Israeli troops go into Gaza
RAFAH, Gaza Strip — Israel kept up the pressure on Palestinian militants to release a captive Israeli soldier today, sending its warplanes to bomb a Hamas training camp after knocking out electricity and water supplies for most of the 1.3 million residents of the Gaza Strip.
Palestinians dug in behind walls and embankments, preparing for a major strike after Israel sent in troops and tanks, and bombarded bridges and a power station.
Later, Israeli aircraft struck a training camp of the Hamas militant group in Rafah, witnesses said. The army had no immediate comment.

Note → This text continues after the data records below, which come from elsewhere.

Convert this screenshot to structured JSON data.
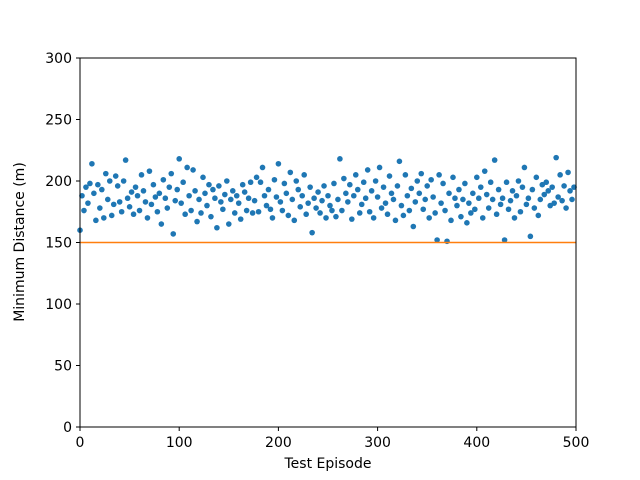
{
  "chart_data": {
    "type": "scatter",
    "xlabel": "Test Episode",
    "ylabel": "Minimum Distance (m)",
    "xlim": [
      0,
      500
    ],
    "ylim": [
      0,
      300
    ],
    "xticks": [
      0,
      100,
      200,
      300,
      400,
      500
    ],
    "yticks": [
      0,
      50,
      100,
      150,
      200,
      250,
      300
    ],
    "series": [
      {
        "type": "scatter",
        "color": "#1f77b4",
        "x": [
          0,
          2,
          4,
          6,
          8,
          10,
          12,
          14,
          16,
          18,
          20,
          22,
          24,
          26,
          28,
          30,
          32,
          34,
          36,
          38,
          40,
          42,
          44,
          46,
          48,
          50,
          52,
          54,
          56,
          58,
          60,
          62,
          64,
          66,
          68,
          70,
          72,
          74,
          76,
          78,
          80,
          82,
          84,
          86,
          88,
          90,
          92,
          94,
          96,
          98,
          100,
          102,
          104,
          106,
          108,
          110,
          112,
          114,
          116,
          118,
          120,
          122,
          124,
          126,
          128,
          130,
          132,
          134,
          136,
          138,
          140,
          142,
          144,
          146,
          148,
          150,
          152,
          154,
          156,
          158,
          160,
          162,
          164,
          166,
          168,
          170,
          172,
          174,
          176,
          178,
          180,
          182,
          184,
          186,
          188,
          190,
          192,
          194,
          196,
          198,
          200,
          202,
          204,
          206,
          208,
          210,
          212,
          214,
          216,
          218,
          220,
          222,
          224,
          226,
          228,
          230,
          232,
          234,
          236,
          238,
          240,
          242,
          244,
          246,
          248,
          250,
          252,
          254,
          256,
          258,
          260,
          262,
          264,
          266,
          268,
          270,
          272,
          274,
          276,
          278,
          280,
          282,
          284,
          286,
          288,
          290,
          292,
          294,
          296,
          298,
          300,
          302,
          304,
          306,
          308,
          310,
          312,
          314,
          316,
          318,
          320,
          322,
          324,
          326,
          328,
          330,
          332,
          334,
          336,
          338,
          340,
          342,
          344,
          346,
          348,
          350,
          352,
          354,
          356,
          358,
          360,
          362,
          364,
          366,
          368,
          370,
          372,
          374,
          376,
          378,
          380,
          382,
          384,
          386,
          388,
          390,
          392,
          394,
          396,
          398,
          400,
          402,
          404,
          406,
          408,
          410,
          412,
          414,
          416,
          418,
          420,
          422,
          424,
          426,
          428,
          430,
          432,
          434,
          436,
          438,
          440,
          442,
          444,
          446,
          448,
          450,
          452,
          454,
          456,
          458,
          460,
          462,
          464,
          466,
          468,
          470,
          472,
          474,
          476,
          478,
          480,
          482,
          484,
          486,
          488,
          490,
          492,
          494,
          496,
          498
        ],
        "values": [
          160,
          188,
          176,
          195,
          182,
          198,
          214,
          190,
          168,
          197,
          178,
          193,
          170,
          206,
          185,
          200,
          172,
          181,
          204,
          196,
          183,
          175,
          200,
          217,
          186,
          179,
          191,
          173,
          195,
          188,
          176,
          205,
          192,
          183,
          170,
          208,
          181,
          197,
          187,
          175,
          190,
          165,
          201,
          186,
          178,
          195,
          206,
          157,
          184,
          193,
          218,
          182,
          199,
          173,
          211,
          188,
          176,
          209,
          192,
          167,
          185,
          174,
          203,
          190,
          180,
          197,
          171,
          193,
          186,
          162,
          196,
          183,
          177,
          189,
          200,
          165,
          185,
          192,
          174,
          188,
          182,
          169,
          197,
          191,
          176,
          186,
          199,
          174,
          184,
          203,
          175,
          199,
          211,
          188,
          180,
          193,
          177,
          170,
          201,
          187,
          214,
          183,
          176,
          198,
          190,
          172,
          207,
          185,
          168,
          200,
          193,
          179,
          188,
          205,
          173,
          182,
          195,
          158,
          186,
          178,
          191,
          174,
          184,
          196,
          170,
          188,
          180,
          176,
          198,
          171,
          185,
          218,
          176,
          202,
          190,
          183,
          197,
          169,
          188,
          205,
          193,
          174,
          181,
          199,
          186,
          209,
          175,
          192,
          170,
          200,
          187,
          211,
          178,
          195,
          182,
          173,
          204,
          190,
          185,
          168,
          196,
          216,
          180,
          172,
          205,
          188,
          176,
          194,
          163,
          183,
          200,
          190,
          206,
          177,
          185,
          196,
          170,
          201,
          187,
          174,
          152,
          205,
          182,
          198,
          176,
          151,
          190,
          168,
          203,
          186,
          180,
          193,
          171,
          185,
          198,
          166,
          182,
          174,
          190,
          177,
          203,
          186,
          195,
          170,
          208,
          189,
          178,
          199,
          185,
          217,
          173,
          193,
          181,
          186,
          152,
          199,
          177,
          184,
          192,
          170,
          188,
          200,
          175,
          195,
          211,
          181,
          186,
          155,
          193,
          178,
          203,
          172,
          185,
          197,
          189,
          199,
          192,
          180,
          195,
          182,
          219,
          187,
          205,
          184,
          196,
          178,
          207,
          192,
          185,
          195
        ]
      },
      {
        "type": "line",
        "color": "#ff7f0e",
        "x": [
          0,
          500
        ],
        "values": [
          150,
          150
        ]
      }
    ]
  }
}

Palestinian President Mahmoud Abbas deplored the incursion as a "crime against humanity," and a leading Hamas politician issued a call to arms against the Israeli troops.
Meanwhile, concerns about the fate of a missing West Bank settler grew after militants claiming to hold him displayed what they said was a copy of his identification card.
Israeli Justice Minister Haim Ramon said Hamas's Syria-based political chief, Khaled Mashaal, was "not immune" from Israeli reprisal.
Ramon told Israel Radio in a separate interview that he believed diplomacy had run its course.
Abbas urged the U.S. and international Mideast negotiators to intervene to halt the operation. An aide said Abbas called Syrian President Bashar Assad to ask him to persuade Mashaal to free the soldier. Assad promised to do so, the aide said on condition of anonymity because he was discussing private talks.
Deputy Prime Minister Nasser Shaer of Hamas said his government, too, was trying to resolve the situation diplomatically, but he would not say whether that involved direct contact with Israel.
The militants who seized Shalit have demanded the release of hundreds of Palestinian women and children held in Israeli jails in exchange for information about the captured soldier.
Complicating matters was a new claim by the Hamas-linked Popular Resistance Committees that it had also kidnapped a Jewish settler, 18-year-old Eliahu Asheri, in the West Bank.